Dr. Michaela Felisiak, Rechtsanwältin, Eversheds Sutherland (Germany) Rechtsanwälte
Quick-Check: Fit für ESG?
2024 wird der ESG-Report für viele Unternehmen zur Pflicht. ESG steht für „Environmental“, „Social“ und „Governance“. Die EU hat die sogenannte CSRD verabschiedet (Corporate Sustainability Reporting Directive), die am 05.01.2023 in Kraft getreten ist. In Zukunft müssen fast alle Unternehmen, die kapitalmarktorientiert sind, einen Nachhaltigkeitsbericht veröffentlichen – und zwar als Teil ihres Geschäftsberichts. Nur Kleinstunternehmen sind davon ausgenommen. Dies ist eine zusätzliche Arbeit, ja, aber es ist auch eine Chance, sich mit den Themen zu beschäftigen, die für Mitarbeiter und Bewerber schon heute wichtig sind.
Ähnlich wie beim Hinweisgeberschutzgesetz bieten Pflichten auch stets Chancen. Das ESG-Reporting kann und sollte zum Zwecke des Employer Branding genutzt werden. Dies kann eine Magnet-Wirkung insbesondere auf junge Fachkräfte haben. Denn gerade für diese sind die Inhalte des Reports wichtig. Laut einer KPMG-Studie haben 30 Prozent der 18- bis 24-Jährigen schon einmal ein Jobangebot abgelehnt, weil ihnen die ESG-Maßnahmen des Unternehmens nicht reichen. Werte wie soziale Gerechtigkeit, Diversität und Familienfreundlichkeit sind (jungen) Menschen wichtiger denn je. Unternehmen können im ESG-Report zeigen, was sie in diesen Bereichen zu bieten haben, und das sowohl anhand von Zahlen als auch ganz lebendig und eingebettet in Geschichten von Mitarbeitern belegen.
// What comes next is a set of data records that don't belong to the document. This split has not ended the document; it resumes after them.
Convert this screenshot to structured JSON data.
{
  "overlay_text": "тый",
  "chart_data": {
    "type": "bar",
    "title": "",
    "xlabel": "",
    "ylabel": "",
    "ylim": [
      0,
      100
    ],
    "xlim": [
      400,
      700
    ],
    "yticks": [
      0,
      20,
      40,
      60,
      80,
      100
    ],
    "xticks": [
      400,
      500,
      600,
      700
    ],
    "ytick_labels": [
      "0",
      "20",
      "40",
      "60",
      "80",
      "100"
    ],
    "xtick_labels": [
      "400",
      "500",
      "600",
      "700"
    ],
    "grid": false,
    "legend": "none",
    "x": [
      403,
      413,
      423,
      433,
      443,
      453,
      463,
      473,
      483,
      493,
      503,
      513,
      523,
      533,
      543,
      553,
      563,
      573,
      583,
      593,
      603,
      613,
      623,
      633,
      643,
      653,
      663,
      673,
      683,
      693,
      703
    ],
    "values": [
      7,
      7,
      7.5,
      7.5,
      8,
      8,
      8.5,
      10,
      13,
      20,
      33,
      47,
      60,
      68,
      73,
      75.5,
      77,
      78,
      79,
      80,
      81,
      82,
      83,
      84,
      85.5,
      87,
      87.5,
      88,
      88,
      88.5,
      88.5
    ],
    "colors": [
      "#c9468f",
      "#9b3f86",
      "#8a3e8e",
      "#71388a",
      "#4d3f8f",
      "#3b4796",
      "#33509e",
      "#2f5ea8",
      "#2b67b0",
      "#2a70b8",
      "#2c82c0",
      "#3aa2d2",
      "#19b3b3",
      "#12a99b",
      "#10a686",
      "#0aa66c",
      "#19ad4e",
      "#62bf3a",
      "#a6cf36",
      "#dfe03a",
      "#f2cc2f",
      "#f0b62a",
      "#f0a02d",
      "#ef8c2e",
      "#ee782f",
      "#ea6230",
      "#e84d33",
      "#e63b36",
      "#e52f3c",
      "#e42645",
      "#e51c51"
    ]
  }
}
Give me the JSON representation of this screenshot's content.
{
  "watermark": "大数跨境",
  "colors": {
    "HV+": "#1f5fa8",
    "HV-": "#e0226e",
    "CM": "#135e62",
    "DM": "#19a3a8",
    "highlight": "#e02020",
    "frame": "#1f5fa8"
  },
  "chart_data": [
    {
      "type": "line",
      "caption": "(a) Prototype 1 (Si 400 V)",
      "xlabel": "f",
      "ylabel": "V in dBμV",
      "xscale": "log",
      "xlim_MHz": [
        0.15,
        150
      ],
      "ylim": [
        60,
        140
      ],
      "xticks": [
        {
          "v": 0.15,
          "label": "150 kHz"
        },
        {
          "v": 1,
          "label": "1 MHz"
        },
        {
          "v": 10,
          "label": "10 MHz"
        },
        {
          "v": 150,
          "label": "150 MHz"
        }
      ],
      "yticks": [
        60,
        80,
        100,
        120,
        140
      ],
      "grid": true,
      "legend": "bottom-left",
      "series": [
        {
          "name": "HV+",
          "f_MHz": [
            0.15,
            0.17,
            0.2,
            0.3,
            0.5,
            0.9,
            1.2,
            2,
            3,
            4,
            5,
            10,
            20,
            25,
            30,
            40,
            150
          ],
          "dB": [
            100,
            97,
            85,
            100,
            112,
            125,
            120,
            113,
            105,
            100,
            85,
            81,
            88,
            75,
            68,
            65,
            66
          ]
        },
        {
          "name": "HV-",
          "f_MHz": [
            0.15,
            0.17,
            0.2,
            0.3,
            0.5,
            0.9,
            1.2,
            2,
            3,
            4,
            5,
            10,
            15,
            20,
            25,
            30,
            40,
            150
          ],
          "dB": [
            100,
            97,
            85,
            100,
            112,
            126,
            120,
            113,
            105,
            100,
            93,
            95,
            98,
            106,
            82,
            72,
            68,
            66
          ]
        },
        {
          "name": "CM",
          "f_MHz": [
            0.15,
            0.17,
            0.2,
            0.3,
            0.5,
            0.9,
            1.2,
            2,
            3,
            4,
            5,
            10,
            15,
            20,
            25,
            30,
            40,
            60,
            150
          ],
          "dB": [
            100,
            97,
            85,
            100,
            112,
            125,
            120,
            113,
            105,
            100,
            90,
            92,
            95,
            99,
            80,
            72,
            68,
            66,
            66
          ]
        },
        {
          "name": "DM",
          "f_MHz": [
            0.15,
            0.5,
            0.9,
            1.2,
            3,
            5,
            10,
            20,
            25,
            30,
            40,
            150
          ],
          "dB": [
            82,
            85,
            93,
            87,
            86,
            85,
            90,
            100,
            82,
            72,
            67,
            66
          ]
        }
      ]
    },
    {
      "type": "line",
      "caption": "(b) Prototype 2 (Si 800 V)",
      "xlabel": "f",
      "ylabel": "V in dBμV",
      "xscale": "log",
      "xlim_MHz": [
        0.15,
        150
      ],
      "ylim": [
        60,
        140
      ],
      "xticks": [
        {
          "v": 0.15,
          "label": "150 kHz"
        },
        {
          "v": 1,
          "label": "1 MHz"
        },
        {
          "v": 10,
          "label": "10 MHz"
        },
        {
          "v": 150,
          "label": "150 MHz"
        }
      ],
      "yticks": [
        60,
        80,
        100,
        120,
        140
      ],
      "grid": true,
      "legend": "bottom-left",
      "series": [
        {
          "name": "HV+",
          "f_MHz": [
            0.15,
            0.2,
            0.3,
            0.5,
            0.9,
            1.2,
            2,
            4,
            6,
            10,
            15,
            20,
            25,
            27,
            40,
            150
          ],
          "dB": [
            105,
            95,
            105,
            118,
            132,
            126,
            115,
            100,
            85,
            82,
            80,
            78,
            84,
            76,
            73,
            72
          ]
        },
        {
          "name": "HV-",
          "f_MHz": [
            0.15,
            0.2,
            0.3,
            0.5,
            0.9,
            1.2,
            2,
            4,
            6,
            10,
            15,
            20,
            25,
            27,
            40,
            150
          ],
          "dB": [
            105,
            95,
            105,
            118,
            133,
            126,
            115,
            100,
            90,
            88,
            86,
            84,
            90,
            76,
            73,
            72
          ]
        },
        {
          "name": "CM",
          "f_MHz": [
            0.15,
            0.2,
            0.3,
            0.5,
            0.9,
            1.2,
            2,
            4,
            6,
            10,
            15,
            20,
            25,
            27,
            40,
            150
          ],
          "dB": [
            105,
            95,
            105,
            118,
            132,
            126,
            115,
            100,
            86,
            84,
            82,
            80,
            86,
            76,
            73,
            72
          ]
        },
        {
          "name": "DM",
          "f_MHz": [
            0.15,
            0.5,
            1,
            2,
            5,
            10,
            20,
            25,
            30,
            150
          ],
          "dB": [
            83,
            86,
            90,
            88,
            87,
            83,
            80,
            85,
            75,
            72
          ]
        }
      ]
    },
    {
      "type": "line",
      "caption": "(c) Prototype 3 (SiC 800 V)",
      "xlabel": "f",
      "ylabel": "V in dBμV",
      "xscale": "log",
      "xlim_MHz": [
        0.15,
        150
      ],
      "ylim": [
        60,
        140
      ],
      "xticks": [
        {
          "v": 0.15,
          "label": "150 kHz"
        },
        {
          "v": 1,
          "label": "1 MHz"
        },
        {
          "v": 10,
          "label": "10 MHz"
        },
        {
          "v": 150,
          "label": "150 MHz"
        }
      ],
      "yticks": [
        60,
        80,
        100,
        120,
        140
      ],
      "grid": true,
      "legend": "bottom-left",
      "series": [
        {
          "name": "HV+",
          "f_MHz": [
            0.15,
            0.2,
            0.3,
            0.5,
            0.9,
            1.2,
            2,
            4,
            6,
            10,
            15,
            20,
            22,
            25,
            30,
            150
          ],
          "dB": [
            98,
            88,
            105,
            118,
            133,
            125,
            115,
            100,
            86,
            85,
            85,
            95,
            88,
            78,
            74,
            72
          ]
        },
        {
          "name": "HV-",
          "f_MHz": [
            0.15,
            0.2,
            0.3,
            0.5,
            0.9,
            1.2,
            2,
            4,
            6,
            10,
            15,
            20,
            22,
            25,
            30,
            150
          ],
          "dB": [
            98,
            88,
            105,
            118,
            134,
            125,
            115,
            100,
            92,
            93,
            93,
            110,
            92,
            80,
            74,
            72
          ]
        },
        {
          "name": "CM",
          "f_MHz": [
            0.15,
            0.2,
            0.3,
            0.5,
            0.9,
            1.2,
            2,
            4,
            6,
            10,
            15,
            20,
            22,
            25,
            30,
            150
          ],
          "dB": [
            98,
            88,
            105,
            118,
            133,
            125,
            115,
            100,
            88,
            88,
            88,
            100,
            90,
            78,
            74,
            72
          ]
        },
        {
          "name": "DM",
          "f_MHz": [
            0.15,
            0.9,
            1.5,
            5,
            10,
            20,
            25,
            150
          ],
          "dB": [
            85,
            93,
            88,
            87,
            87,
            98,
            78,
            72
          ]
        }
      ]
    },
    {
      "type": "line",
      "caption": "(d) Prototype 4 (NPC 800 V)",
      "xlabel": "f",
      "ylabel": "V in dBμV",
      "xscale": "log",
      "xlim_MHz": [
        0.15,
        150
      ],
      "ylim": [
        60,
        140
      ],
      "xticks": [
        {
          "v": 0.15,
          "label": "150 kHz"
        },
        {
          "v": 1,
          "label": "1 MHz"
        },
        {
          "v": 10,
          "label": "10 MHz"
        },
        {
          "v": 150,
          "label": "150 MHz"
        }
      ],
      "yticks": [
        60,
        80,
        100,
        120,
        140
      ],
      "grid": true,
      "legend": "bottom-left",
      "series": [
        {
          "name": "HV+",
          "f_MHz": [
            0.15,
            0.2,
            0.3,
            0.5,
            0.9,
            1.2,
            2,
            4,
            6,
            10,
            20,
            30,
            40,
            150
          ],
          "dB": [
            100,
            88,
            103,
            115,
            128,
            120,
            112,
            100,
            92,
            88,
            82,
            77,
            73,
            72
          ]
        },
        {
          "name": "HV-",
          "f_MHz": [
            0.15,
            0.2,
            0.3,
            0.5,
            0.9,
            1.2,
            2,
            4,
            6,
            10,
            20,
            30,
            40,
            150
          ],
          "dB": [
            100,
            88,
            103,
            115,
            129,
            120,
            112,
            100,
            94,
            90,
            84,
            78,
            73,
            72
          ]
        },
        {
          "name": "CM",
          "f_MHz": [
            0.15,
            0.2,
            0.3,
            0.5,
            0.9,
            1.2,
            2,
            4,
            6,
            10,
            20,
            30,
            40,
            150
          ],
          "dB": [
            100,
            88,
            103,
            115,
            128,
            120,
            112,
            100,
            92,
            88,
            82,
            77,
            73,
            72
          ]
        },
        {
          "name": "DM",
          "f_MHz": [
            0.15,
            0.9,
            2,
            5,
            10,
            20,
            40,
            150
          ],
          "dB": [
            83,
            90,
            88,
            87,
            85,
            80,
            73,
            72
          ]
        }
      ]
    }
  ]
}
D. h., das ESG-Reporting kann sich lohnen und sollte im Zusammenhang mit dem Recruiting verwendet werden. Ein dabei bislang wenig beachteter Aspekt ist beispielsweise die Frage der Vereinbarkeit von Beruf und Familie. Diese Frage ist für neue und bereits bestehende Mitarbeiter wichtig. Die Förderung von Vereinbarkeit kann ein sinnvoller und niedrigschwelliger Schritt hin zu mehr Vielfalt und Wohlbefinden der Mitarbeiter sein und damit das „S“ im ESG-Report stärken.
Fazit
Schon aus Imagegründen kommen die Führungsetagen nicht umhin, sich mit diesen Themen auseinanderzusetzen und entsprechende Unternehmensstrategien unter dem Stichwort ESG zu entwickeln. Daher ist es jetzt an der Zeit, sich Prozesse anzusehen und zu prüfen, ob es insoweit Anpassungsbedarf gibt, der sich sowohl im ESG-Reporting gut macht als auch andere Themen (Employer Branding, Recruiting, Mitarbeiterzufriedenheit etc.) unterstützt. Dies kann Herausforderungen mit sich bringen, bietet aber auch Chancen und sollte dazu genutzt werden, einen Wettbewerbsvorteil (z. B. Vereinbarkeit) zu entwickeln.